Tuesday, April 26, 2005


Where those oil profits go

The current oil shortage hurts almost all US businesses, but it certainly does not hurt the oil companies. Major price hikes, caused by real shortages, make it easy for the oil companies to shave a few more pennies out of each tankful sold. That’s enough to add a nice plus to their profits, but not so much as to trigger public outrage -- yet. Even if they take the same percentage as a markup form their costs, that’s a nice plus when gas prices get high.

The classic market perception would be that higher prices would stimulate more exploration, bringing online new resources that perhaps cost-justifiable before. But that would be wrong, at least so far.

Take the recent case of ChevronTexaco buying Unocal. ChevronTexaco invested its added profits into the oil business, but only by buying up exsiting operations, not by digging new wells or upgrading oil recovery from existing sources. We expect that cash-rich oil companies will follow suit.

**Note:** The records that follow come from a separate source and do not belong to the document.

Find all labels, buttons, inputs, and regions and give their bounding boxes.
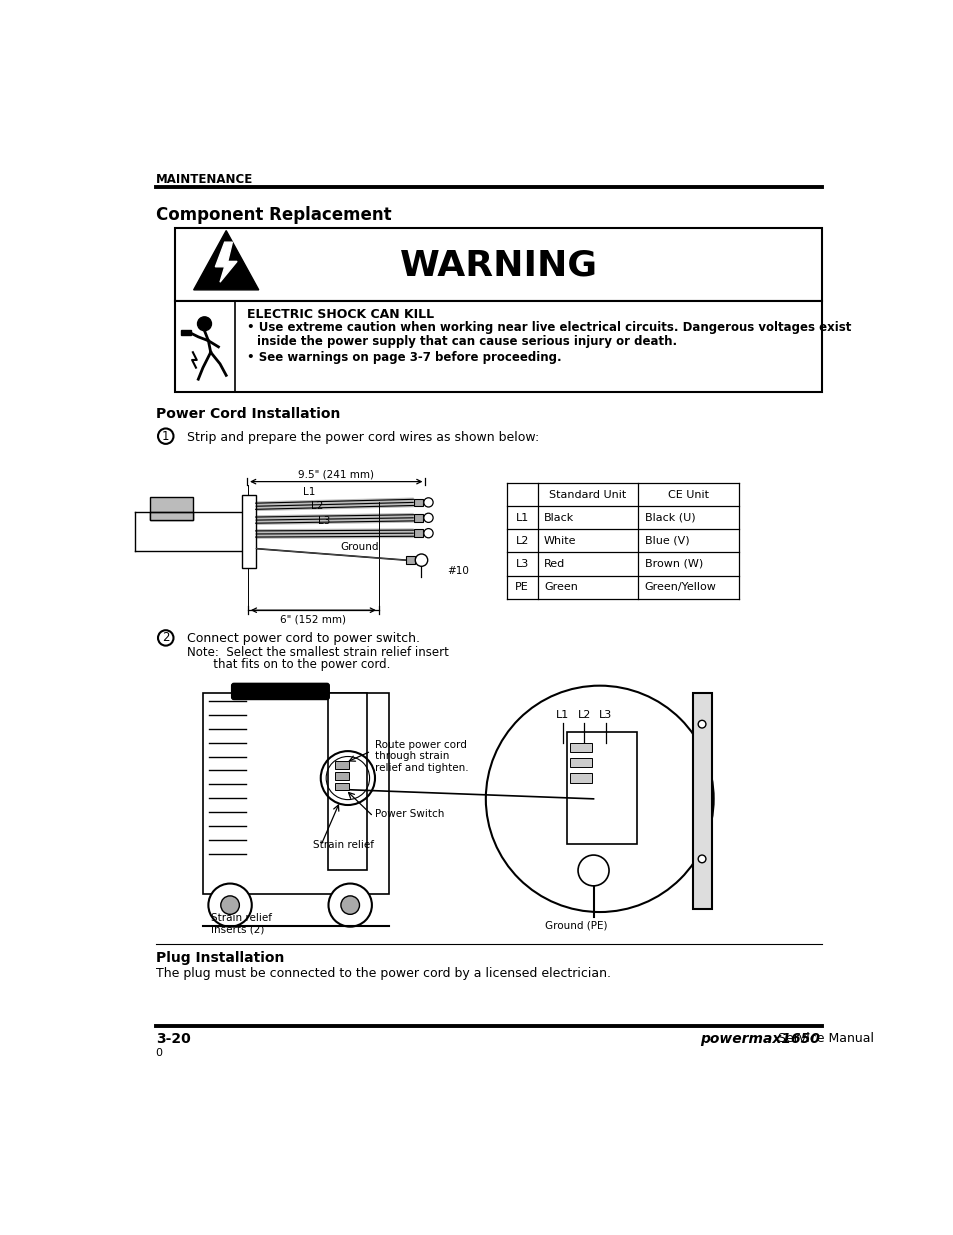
Text: L2: L2	[577, 710, 590, 720]
Text: that fits on to the power cord.: that fits on to the power cord.	[187, 658, 391, 671]
Text: Ground (PE): Ground (PE)	[545, 920, 607, 930]
Polygon shape	[193, 231, 258, 290]
Text: L3: L3	[318, 516, 331, 526]
Text: 0: 0	[155, 1047, 163, 1057]
Text: #10: #10	[447, 567, 469, 577]
Circle shape	[423, 529, 433, 537]
FancyBboxPatch shape	[232, 683, 329, 699]
Circle shape	[415, 555, 427, 567]
Circle shape	[578, 855, 608, 885]
Text: Connect power cord to power switch.: Connect power cord to power switch.	[187, 632, 420, 645]
Text: Green/Yellow: Green/Yellow	[644, 582, 716, 592]
Circle shape	[423, 514, 433, 522]
Bar	[150, 511, 193, 520]
Text: Red: Red	[543, 559, 564, 569]
Text: Brown (W): Brown (W)	[644, 559, 702, 569]
Text: Blue (V): Blue (V)	[644, 536, 689, 546]
Text: L1: L1	[515, 513, 528, 522]
Text: WARNING: WARNING	[399, 248, 598, 283]
Text: The plug must be connected to the power cord by a licensed electrician.: The plug must be connected to the power …	[155, 967, 610, 981]
Text: Black: Black	[543, 513, 574, 522]
Bar	[150, 496, 193, 520]
Text: 9.5" (241 mm): 9.5" (241 mm)	[298, 469, 374, 479]
Circle shape	[197, 317, 212, 331]
Text: Service Manual: Service Manual	[769, 1032, 873, 1045]
Text: powermax1650: powermax1650	[700, 1032, 820, 1046]
Text: L2: L2	[515, 536, 528, 546]
Bar	[328, 693, 367, 871]
Text: Power Cord Installation: Power Cord Installation	[155, 406, 339, 421]
Bar	[174, 227, 821, 300]
Text: L3: L3	[515, 559, 528, 569]
Text: Green: Green	[543, 582, 578, 592]
Bar	[174, 300, 821, 391]
Text: L1: L1	[303, 487, 315, 496]
Bar	[203, 693, 389, 894]
Bar	[414, 514, 422, 521]
Text: L3: L3	[598, 710, 612, 720]
Circle shape	[328, 883, 372, 926]
Text: L2: L2	[311, 501, 323, 511]
Bar	[335, 772, 348, 779]
Circle shape	[220, 895, 239, 914]
Circle shape	[340, 895, 359, 914]
Text: Ground: Ground	[340, 542, 378, 552]
Bar	[181, 330, 191, 336]
Text: 2: 2	[162, 631, 170, 645]
Text: Power Switch: Power Switch	[375, 809, 444, 819]
Text: 6" (152 mm): 6" (152 mm)	[280, 614, 346, 624]
Text: CE Unit: CE Unit	[668, 490, 709, 500]
Text: PE: PE	[515, 582, 529, 592]
Bar	[406, 556, 415, 564]
Bar	[570, 742, 592, 752]
Bar	[570, 758, 592, 767]
Text: Black (U): Black (U)	[644, 513, 695, 522]
Circle shape	[485, 685, 713, 911]
Text: 3-20: 3-20	[155, 1032, 191, 1046]
Polygon shape	[215, 242, 236, 282]
Bar	[241, 495, 255, 568]
Bar	[414, 530, 422, 537]
Circle shape	[208, 883, 252, 926]
Text: Note:  Select the smallest strain relief insert: Note: Select the smallest strain relief …	[187, 646, 449, 658]
Bar	[567, 732, 637, 844]
Text: • Use extreme caution when working near live electrical circuits. Dangerous volt: • Use extreme caution when working near …	[247, 321, 851, 333]
Text: inside the power supply that can cause serious injury or death.: inside the power supply that can cause s…	[257, 335, 677, 347]
Bar	[414, 499, 422, 506]
Circle shape	[423, 498, 433, 508]
Bar	[692, 693, 711, 909]
Text: Plug Installation: Plug Installation	[155, 951, 284, 965]
Bar	[335, 761, 348, 769]
Text: Standard Unit: Standard Unit	[549, 490, 626, 500]
Text: Strain relief
inserts (2): Strain relief inserts (2)	[211, 913, 272, 935]
Text: Strain relief: Strain relief	[313, 840, 374, 850]
Text: MAINTENANCE: MAINTENANCE	[155, 173, 253, 185]
Text: Component Replacement: Component Replacement	[155, 206, 391, 224]
Bar	[335, 783, 348, 790]
Text: Strip and prepare the power cord wires as shown below:: Strip and prepare the power cord wires a…	[187, 431, 539, 443]
Text: • See warnings on page 3-7 before proceeding.: • See warnings on page 3-7 before procee…	[247, 352, 561, 364]
Text: L1: L1	[556, 710, 569, 720]
Circle shape	[698, 855, 705, 863]
Text: Route power cord
through strain
relief and tighten.: Route power cord through strain relief a…	[375, 740, 468, 773]
Text: 1: 1	[162, 430, 170, 442]
Text: ELECTRIC SHOCK CAN KILL: ELECTRIC SHOCK CAN KILL	[247, 308, 434, 321]
Bar	[570, 773, 592, 783]
Circle shape	[698, 720, 705, 727]
Text: White: White	[543, 536, 576, 546]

That’s what just happened at another level of the market. Valero Energy is the US’s leading independent oil refinery company, that is not one of the big global, vertical oil companies that do everything from owns wells to pumping gas. Valero announced it had agreed to buy out rival independent Premcor. The deal, valued at $8.7 billion, would put Valero ahead of all US oil refiners with a 13% share, including the big oil giants like ExxonMobil and ChevronTexaco.

 

According to a Wall Street Journal article, (“Valero Energy To Buy Premcor”, 4/25/2004)

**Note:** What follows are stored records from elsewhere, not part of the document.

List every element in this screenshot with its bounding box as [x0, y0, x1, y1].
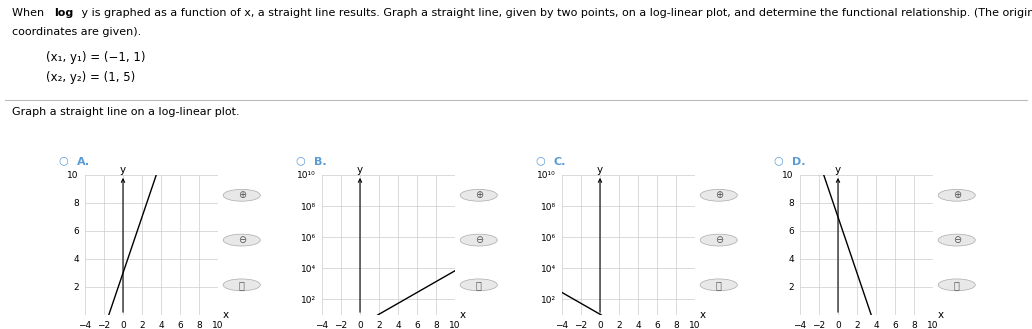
Text: ⧉: ⧉	[238, 280, 245, 290]
Text: Graph a straight line on a log-linear plot.: Graph a straight line on a log-linear pl…	[12, 107, 240, 117]
Text: y: y	[596, 165, 603, 175]
Text: ⧉: ⧉	[716, 280, 721, 290]
Text: ⊕: ⊕	[475, 190, 483, 200]
Text: y: y	[835, 165, 841, 175]
Text: y: y	[357, 165, 363, 175]
Text: x: x	[223, 310, 229, 320]
Text: log: log	[54, 8, 73, 18]
Text: ⊖: ⊖	[715, 235, 722, 245]
Text: (x₁, y₁) = (−1, 1): (x₁, y₁) = (−1, 1)	[46, 51, 146, 64]
Text: coordinates are given).: coordinates are given).	[12, 27, 141, 37]
Text: ⧉: ⧉	[476, 280, 482, 290]
Text: B.: B.	[314, 157, 326, 167]
Text: ⊕: ⊕	[237, 190, 246, 200]
Text: ○: ○	[58, 155, 68, 165]
Text: ⊕: ⊕	[715, 190, 722, 200]
Text: x: x	[459, 310, 465, 320]
Text: ○: ○	[295, 155, 304, 165]
Text: y: y	[120, 165, 126, 175]
Text: D.: D.	[792, 157, 805, 167]
Text: A.: A.	[76, 157, 90, 167]
Text: ⊖: ⊖	[953, 235, 961, 245]
Text: When: When	[12, 8, 49, 18]
Text: C.: C.	[554, 157, 567, 167]
Text: ⊕: ⊕	[953, 190, 961, 200]
Text: x: x	[700, 310, 706, 320]
Text: (x₂, y₂) = (1, 5): (x₂, y₂) = (1, 5)	[46, 71, 135, 84]
Text: ○: ○	[536, 155, 545, 165]
Text: ○: ○	[773, 155, 783, 165]
Text: ⊖: ⊖	[475, 235, 483, 245]
Text: ⊖: ⊖	[237, 235, 246, 245]
Text: ⧉: ⧉	[954, 280, 960, 290]
Text: x: x	[938, 310, 944, 320]
Text: y is graphed as a function of x, a straight line results. Graph a straight line,: y is graphed as a function of x, a strai…	[78, 8, 1032, 18]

The deal is the latest in a wave of mergers that has hit refining in the past five years and helped it evolve from a rocky business once plagued by excess capacity into a highly profitable industry. It also comes at a time of high gasoline prices that have begun to stir a backlash from consumers and legislators.

According to the article, the top five players (including Mobil Exxon and ConocoPhillips) now control over 50% of the oil refining market. Valero’s rise into the big boys’ club has been nothing short of phenomenal. It owned only one refinery in 1997, and will have 19 when the deal is done. The company has made a number of acquisitions, most notably Diamond Shamrock in 2001, a $6.1 billion deal.

The refinery industry in the US, long unprofitable because of overcapacity, has declined from over 300 refinery sites in 1981 to under 200 now. The WSJ article notes that the "last new plant to be built in the U.S. was in 1976.” That reduction in competition has driven up profits for the remaining companies. While Valero has spent money on upgrading its exiting plants, much more of its added net income has gone into grabbing market share. The Premcor deal tightens the market even further.